What I did is a solution totally out of wine. I changed the File-Dialog code to load KDE native, and use the Unix-2-windows Wine API(s) before calling the Win32 API. Same for a few Edit boxes that hold file paths. Inside was all Win32 only the highest GUI level was abstracted in a Class that hides it all. (Different file implementation in Makefiles). This and the Z: drive in setup and I was covered. It is an outside wine solution. One could submit it as a Winelib only code. I cannot send my code as it is not Licensed to me, and any way it is in C++ and using a very strange GUI lib.
Free Life Boaz
James Hawkins wrote:
On 5/5/05, Troy Rollo wine@troy.rollo.name wrote:
Precisely. WINE is not just for running apps compiled for Windows - it's also for making the Windows API available under UNIX. For this second application, users need to (at a minimum) be seeing UNIX paths (and not Windows paths at all) in the dialog. It is also reasonable in this context for the application to expect to use APIs with UNIX paths without having to convert them.
wine wasn't designed to accept unix paths in the apis directly or to display them in open file dialogs, and that's why we have virtual drives.
Whether or not wine was originally designed for this, winelib as it exists right now is great for making a unix-native version of a windows program. The commercial porting library I have experience with behaves exactly this way -- Windows API functions took and returned native unix paths, and everything displayed to the user looked like a normal unix path. We found this to be a very natural way for a porting library to behave.
I'm not saying that this should be the only way winelib should behave, or even that it should be the default way. It seems like several of us have already made our own hacks to get winelib to work this way -- it would be a shame not to at least make unix paths an option.
In our application, we would often take a filename that came from a windows API function, (say, a Save File dialog), and do something like construct a std::ofstream() using that path. Since the standard library wasn't compiled against wine, it gets confused by the windows paths, and creates a file named 'z:\tmp\foo.txt' in the current directory, instead of '/tmp/foo.txt' like I want it to. Yes, we could've figured out how to compile all of our third-party libraries against wine and it would've worked, but that can be a *lot* of work and you still don't end up with an application that looks at home on unix.
I'm leaning toward the separate entry point solution (the various approaches were canvassed here a couple of weeks ago) since it avoids problems with Microsoft adding new flags of their own later that use the same values as WINE specific flags.
This just adds complexity to an already complex beast. Keep it simple.
So far, the separate entry point solution sounds like the best one to me also, at least for selecting what the API functions expect & return. I'm not sure about the best way to select whether unix paths are displayed to the user or not. Since that could also benefit windows-native applications, that preference might be better off stored in the registry or elsewhere.
Eric
Hi Michael,
On Thursday 05 May 2005 03:06, Michael Lin wrote:
I know you are working on this area as well, so maybe we should coordinate our effort so that there is no duplicate work.

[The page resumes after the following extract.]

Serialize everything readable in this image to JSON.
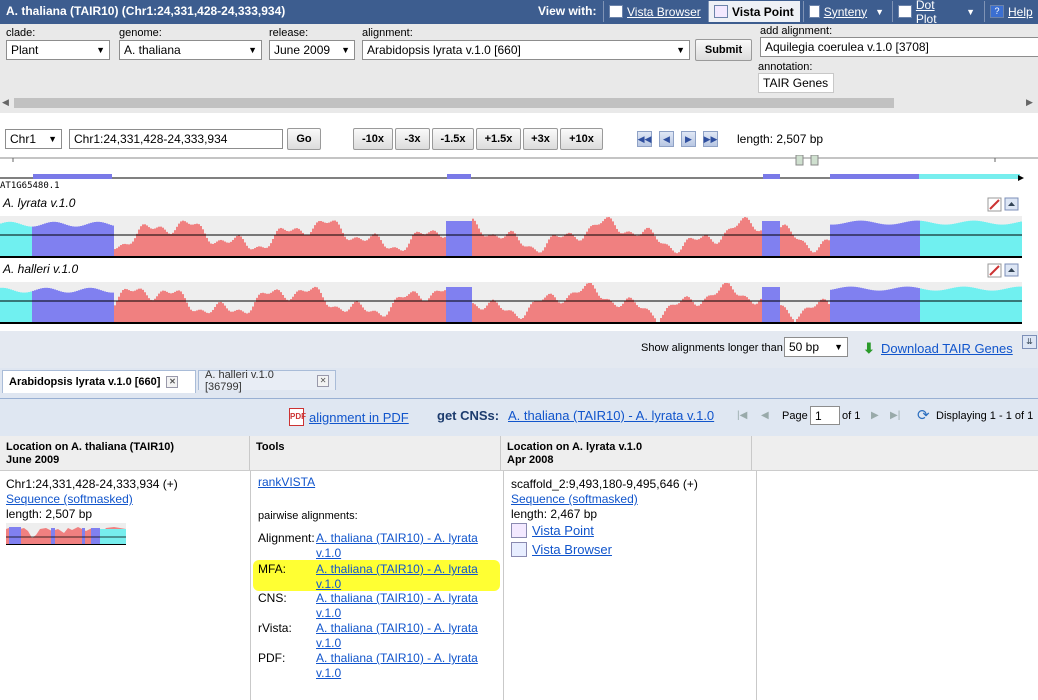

I do have a couple of patches, which are not yet ready to be send to wine-patches. I will finish them up and submit them (Hopefully until the end of the week). I'm not planing to go a lot further on the unixfs stuff after this, but would rather like to focus on the crypto stuff, which I've worked on before. What I meant to say is, once I've submitted my last couple of patches, feel free to take over. It seems like you are having a real world use case for this stuff?